Le village de Castelserano, composé de vieilles maisons inégales et pauvres d’aspect, s’accroche à la pente escarpée d’une des collines qui forment la base du vaste amphithéâtre au creux duquel se dresse l’admirable temple de Ségeste. Sans demander son chemin, ainsi qu’une voyageuse qui se promène à l’aventure, elle escalada les marches d’une rue mal pavée et tortueuse. À partir de l’église, la rue devenait un sentier, plus rude encore, et serpentait à travers des vignes et de petits jardins. Au plus haut point de la montée, elle aperçut Ellen-Rock qui la précédait d’une centaine de mètres.

Craignant le bruit que l’on eût fait autour d’elle et l’enquête qui en eût résulté, Nathalie n’avait point raconté aux gens de l’auberge l’agression dont elle avait été victime. Mais elle en gardait le souvenir terrible, et la fièvre de la peur la faisait encore, par moments, tressaillir et vaciller. La vue d’Ellen-Rock la calma soudain. Elle se sentit aussitôt à l’abri. Aucun danger ne pouvait l’atteindre, et tout rentrait dans l’ordre puisqu’il était là, à portée de sa voix. Elle se souciait peu qu’il fut ou qu’il ne fût pas l’amant de la chanteuse, et elle ne sentait aucune humiliation à l’idée de retrouver cette femme.

Il passa près d’une croix, placée au milieu d’un carrefour, hésita comme s’il eût ignoré le bon chemin, puis obliqua vers la droite et disparut.

Nathalie hâta le pas et traversa le carrefour. Une barrière chancelante, faite avec des rameaux de palmier, offrait une plaque de bois où se lisait : Casa Dolci. Elle la poussa vivement. Une clochette tinta à l’angle d’une petite maison délabrée, peinte en rose clair, où conduisait une allée bordée de cactus maigres et poussiéreux. Sur le seuil, Ellen-Rock causait avec la chanteuse italienne.

Il vint aussitôt à sa rencontre. Elle l’entendit confusément qui s’excusait de la façon dont il avait dû agir par suite des circonstances. Elle était si lasse que, à peine entrée dans la pièce principale du rez-de-chaussée, il lui fallut s’asseoir.

— Comme vous êtes pâle ! dit Ellen-Rock. Que s’est-il passé ?

— Rien… Rien… affirma Nathalie qui, après quelques secondes de défaillance, recouvra son empire sur elle-même. Il ne s’est rien passé… ou du moins rien qui doive nous occuper en ce moment. Tout à l’heure, vous saurez…

Il n’insista pas. Pour lui, évidemment, tout l’intérêt de cette réunion devait tourner autour de Pasquarella Dolci. S’il avait combiné l’entrevue, c’était afin de mettre la jeune fille en face d’elle, Nathalie, et cela pour des raisons qu’il allait expliquer.

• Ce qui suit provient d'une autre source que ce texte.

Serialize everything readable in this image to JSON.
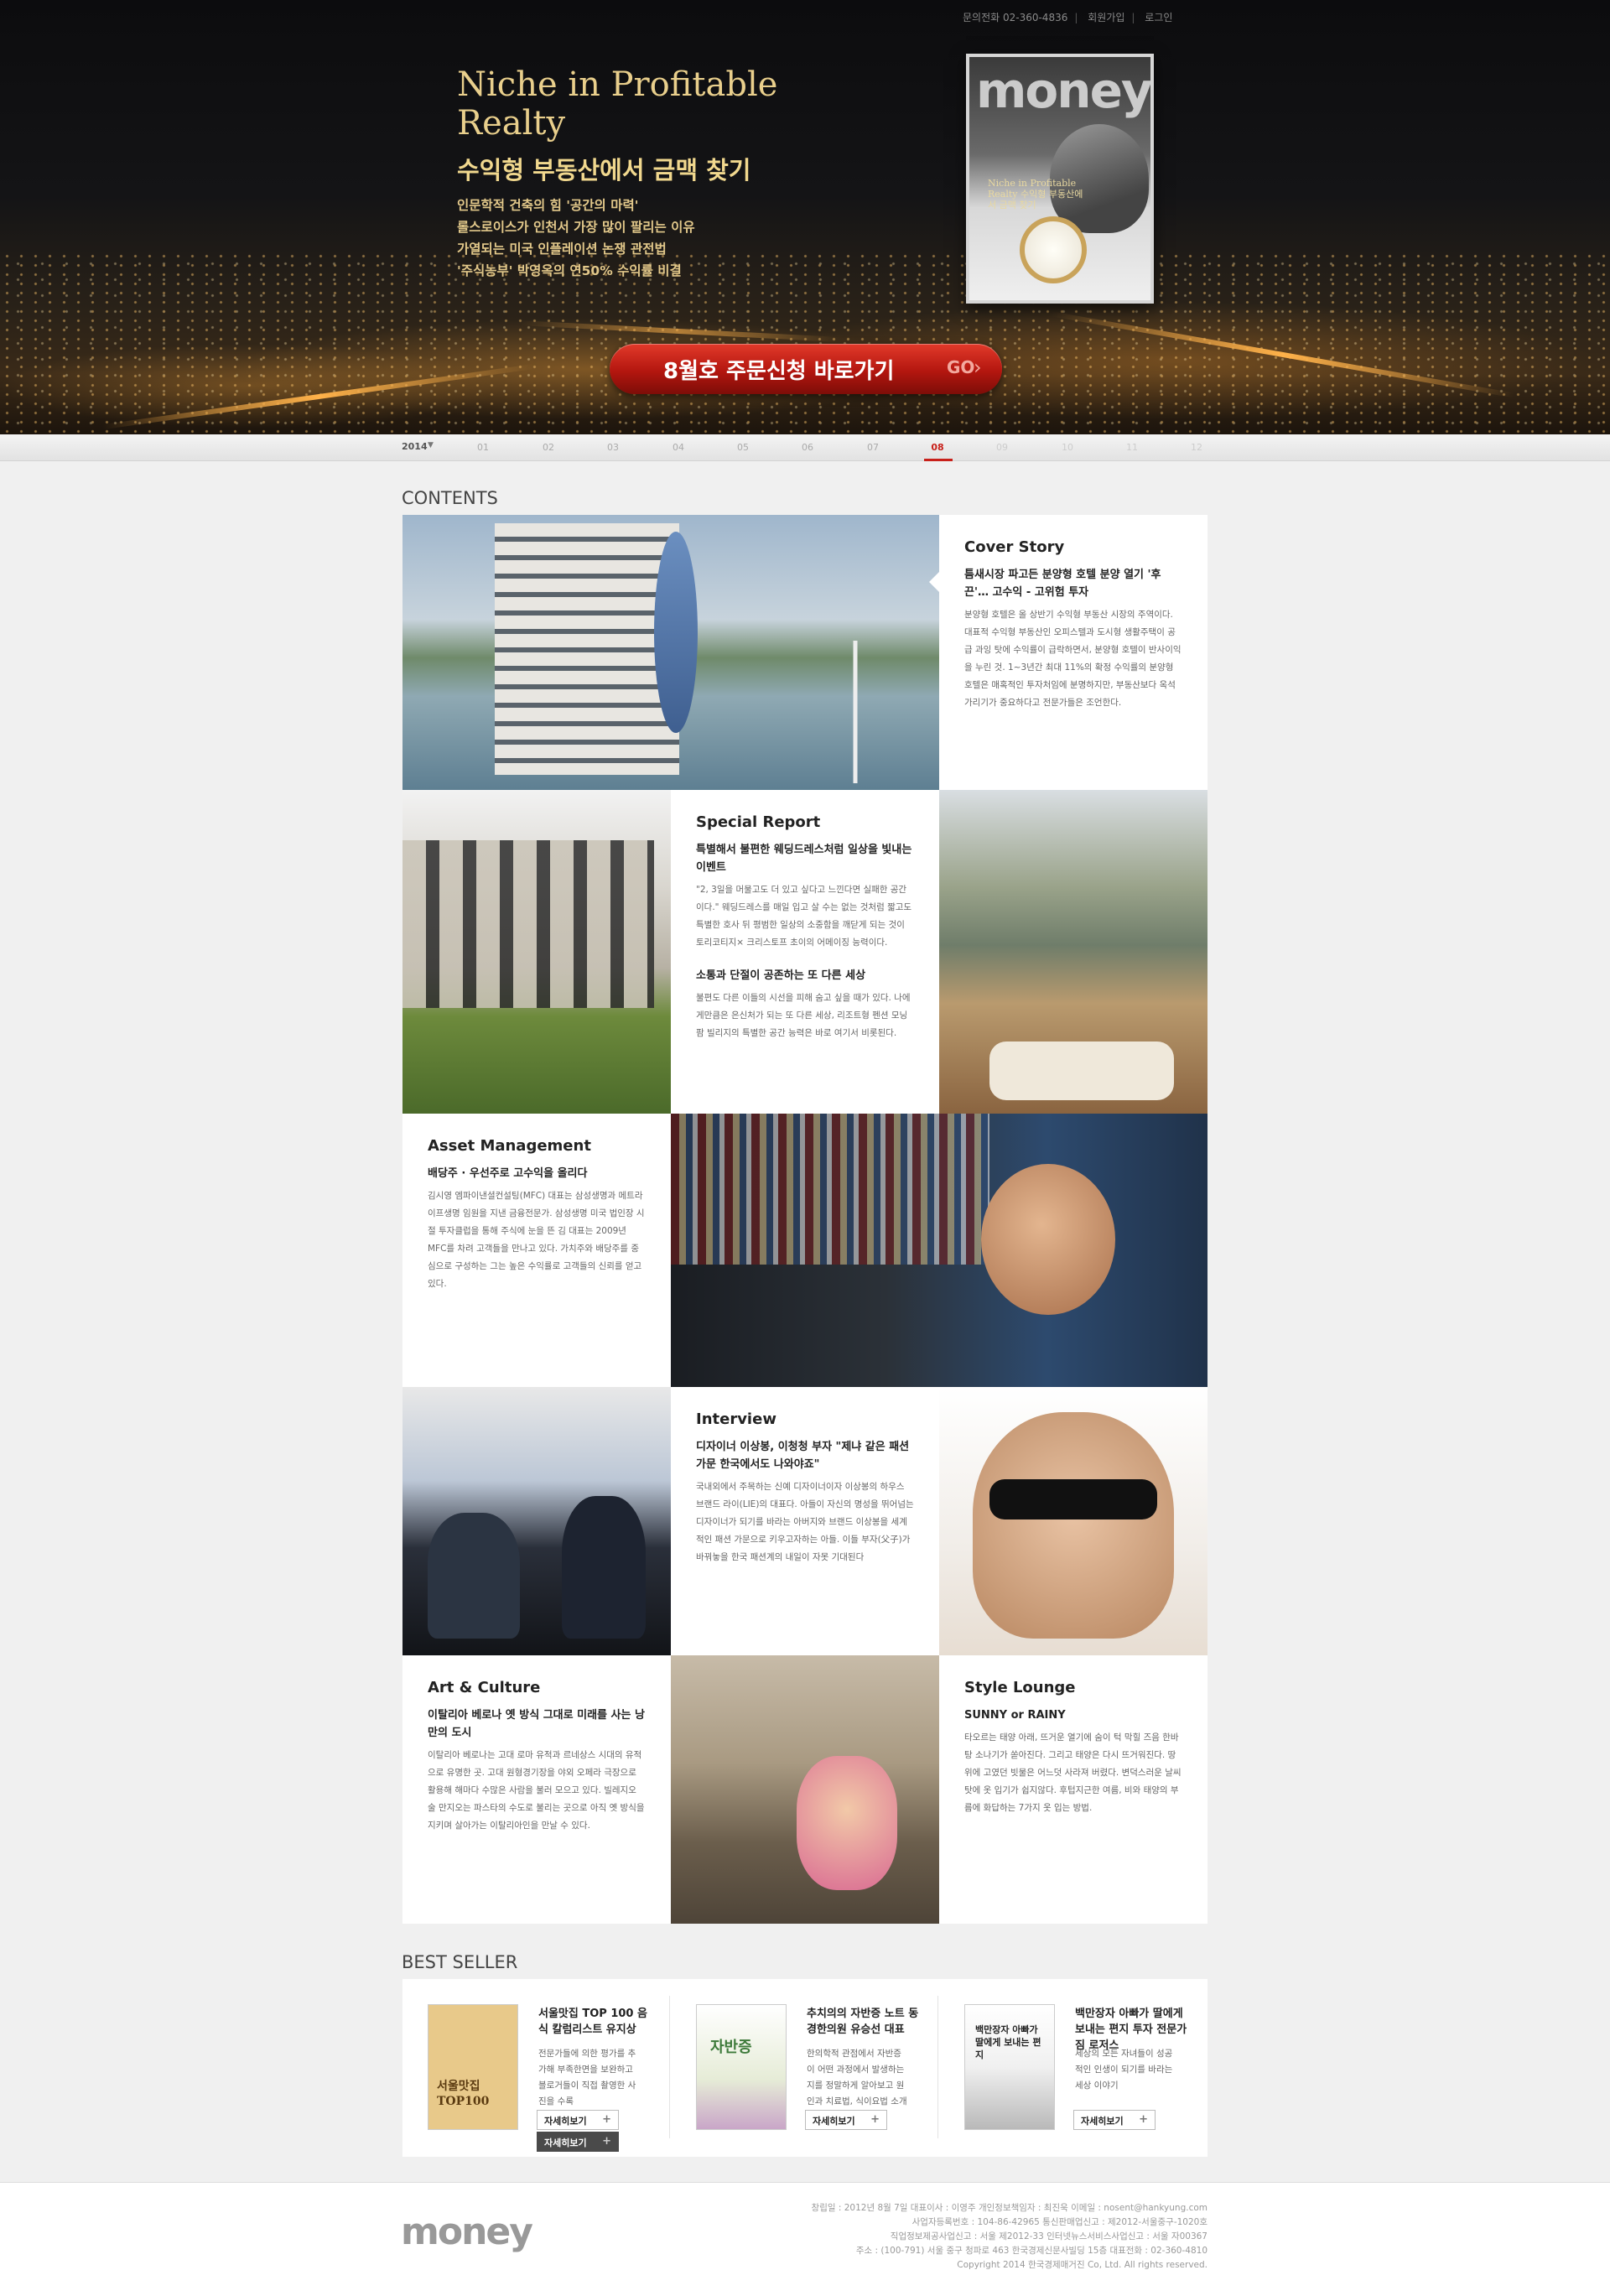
{
  "topnav": {
    "phone": "문의전화 02-360-4836",
    "join": "회원가입",
    "login": "로그인"
  },
  "hero": {
    "title": "Niche in Profitable Realty",
    "subtitle": "수익형 부동산에서 금맥 찾기",
    "points": [
      "인문학적 건축의 힘 '공간의 마력'",
      "롤스로이스가 인천서 가장 많이 팔리는 이유",
      "가열되는 미국 인플레이션 논쟁 관전법",
      "'주식농부' 박영옥의 연50% 수익률 비결"
    ],
    "cover_logo": "money",
    "cover_text": "Niche in Profitable Realty 수익형 부동산에서 금맥 찾기",
    "cta_label": "8월호 주문신청 바로가기",
    "cta_go": "GO"
  },
  "months": {
    "year": "2014",
    "items": [
      "01",
      "02",
      "03",
      "04",
      "05",
      "06",
      "07",
      "08",
      "09",
      "10",
      "11",
      "12"
    ],
    "active": "08"
  },
  "contents": {
    "heading": "CONTENTS",
    "cover_story": {
      "title": "Cover Story",
      "head": "틈새시장 파고든 분양형 호텔 분양 열기 '후끈'… 고수익 - 고위험 투자",
      "body": "분양형 호텔은 올 상반기 수익형 부동산 시장의 주역이다. 대표적 수익형 부동산인 오피스텔과 도시형 생활주택이 공급 과잉 탓에 수익률이 급락하면서, 분양형 호텔이 반사이익을 누린 것. 1~3년간 최대 11%의 확정 수익률의 분양형 호텔은 매혹적인 투자처임에 분명하지만, 부동산보다 옥석 가리기가 중요하다고 전문가들은 조언한다."
    },
    "special_report": {
      "title": "Special Report",
      "head1": "특별해서 불편한 웨딩드레스처럼 일상을 빛내는 이벤트",
      "body1": "\"2, 3일을 머물고도 더 있고 싶다고 느낀다면 실패한 공간이다.\" 웨딩드레스를 매일 입고 살 수는 없는 것처럼 짧고도 특별한 호사 뒤 평범한 일상의 소중함을 깨닫게 되는 것이 토리코티지× 크리스토프 초이의 어메이징 능력이다.",
      "head2": "소통과 단절이 공존하는 또 다른 세상",
      "body2": "불편도 다른 이들의 시선을 피해 숨고 싶을 때가 있다. 나에게만큼은 은신처가 되는 또 다른 세상, 리조트형 펜션 모닝팜 빌리지의 특별한 공간 능력은 바로 여기서 비롯된다."
    },
    "asset_management": {
      "title": "Asset Management",
      "head": "배당주 · 우선주로 고수익을 올리다",
      "body": "김시영 엠파이낸셜컨설팅(MFC) 대표는 삼성생명과 메트라이프생명 임원을 지낸 금융전문가. 삼성생명 미국 법인장 시절 투자클럽을 통해 주식에 눈을 뜬 김 대표는 2009년 MFC를 차려 고객들을 만나고 있다. 가치주와 배당주를 중심으로 구성하는 그는 높은 수익률로 고객들의 신뢰를 얻고 있다."
    },
    "interview": {
      "title": "Interview",
      "head": "디자이너 이상봉, 이청청 부자 \"제냐 같은 패션 가문 한국에서도 나와야죠\"",
      "body": "국내외에서 주목하는 신예 디자이너이자 이상봉의 하우스 브랜드 라이(LIE)의 대표다. 아들이 자신의 명성을 뛰어넘는 디자이너가 되기를 바라는 아버지와 브랜드 이상봉을 세계적인 패션 가문으로 키우고자하는 아들. 이들 부자(父子)가 바꿔놓을 한국 패션계의 내일이 자못 기대된다"
    },
    "art_culture": {
      "title": "Art & Culture",
      "head": "이탈리아 베로나 옛 방식 그대로 미래를 사는 낭만의 도시",
      "body": "이탈리아 베로나는 고대 로마 유적과 르네상스 시대의 유적으로 유명한 곳. 고대 원형경기장을 야외 오페라 극장으로 활용해 해마다 수많은 사람을 불러 모으고 있다. 빌레지오 술 만지오는 파스타의 수도로 불리는 곳으로 아직 옛 방식을 지키며 살아가는 이탈리아인을 만날 수 있다."
    },
    "style_lounge": {
      "title": "Style Lounge",
      "head": "SUNNY or RAINY",
      "body": "타오르는 태양 아래, 뜨거운 열기에 숨이 턱 막힐 즈음 한바탕 소나기가 쏟아진다. 그리고 태양은 다시 뜨거워진다. 땅 위에 고였던 빗물은 어느덧 사라져 버렸다. 변덕스러운 날씨 탓에 옷 입기가 쉽지않다. 후텁지근한 여름, 비와 태양의 부름에 화답하는 7가지 옷 입는 방법."
    }
  },
  "bestseller": {
    "heading": "BEST SELLER",
    "items": [
      {
        "title": "서울맛집 TOP 100 음식 칼럼리스트 유지상",
        "desc": "전문가들에 의한 평가를 추가해 부족한면을 보완하고 블로거들이 직접 촬영한 사진을 수록",
        "btn": "자세히보기",
        "btn2": "자세히보기",
        "cover": "서울맛집 TOP100"
      },
      {
        "title": "추치의의 자반증 노트 동경한의원 유승선 대표",
        "desc": "한의학적 관점에서 자반증이 어떤 과정에서 발생하는지를 정말하게 알아보고 원인과 치료법, 식이요법 소개",
        "btn": "자세히보기",
        "cover": "자반증"
      },
      {
        "title": "백만장자 아빠가 딸에게 보내는 편지 투자 전문가 짐 로저스",
        "desc": "세상의 모든 자녀들이 성공적인 인생이 되기를 바라는 세상 이야기",
        "btn": "자세히보기",
        "cover": "백만장자 아빠가 딸에게 보내는 편지"
      }
    ]
  },
  "footer": {
    "logo": "money",
    "lines": [
      "창립일 : 2012년 8월 7일 대표이사 : 이영주 개인정보책임자 : 최진욱 이메일 : nosent@hankyung.com",
      "사업자등록번호 : 104-86-42965 통신판매업신고 : 제2012-서울중구-1020호",
      "직업정보제공사업신고 : 서울 제2012-33 인터넷뉴스서비스사업신고 : 서울 자00367",
      "주소 : (100-791) 서울 중구 청파로 463 한국경제신문사빌딩 15층 대표전화 : 02-360-4810",
      "Copyright 2014 한국경제매거진 Co, Ltd. All rights reserved."
    ]
  },
  "colors": {
    "accent": "#c8201a",
    "hero_gold": "#e9cf8c",
    "cta_red": "#b3160f"
  }
}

Elle les regarda tous deux. La physionomie grave de l’Italienne montrait quelque chose de plus farouche encore et de plus obstiné, qui lui donnait une expression combative. Lui, également, il prenait un air hostile et dur, tout différent de cet air insouciant et presque joyeux, par quoi il avait attiré Nathalie, le premier jour. Il était absorbé et suivait sa pensée intime comme si rien n’avait pu l’en détourner. Toute son entreprise aboutissait à l’entrevue actuelle. Il fallait que l’un des deux cédât, la chanteuse ou lui.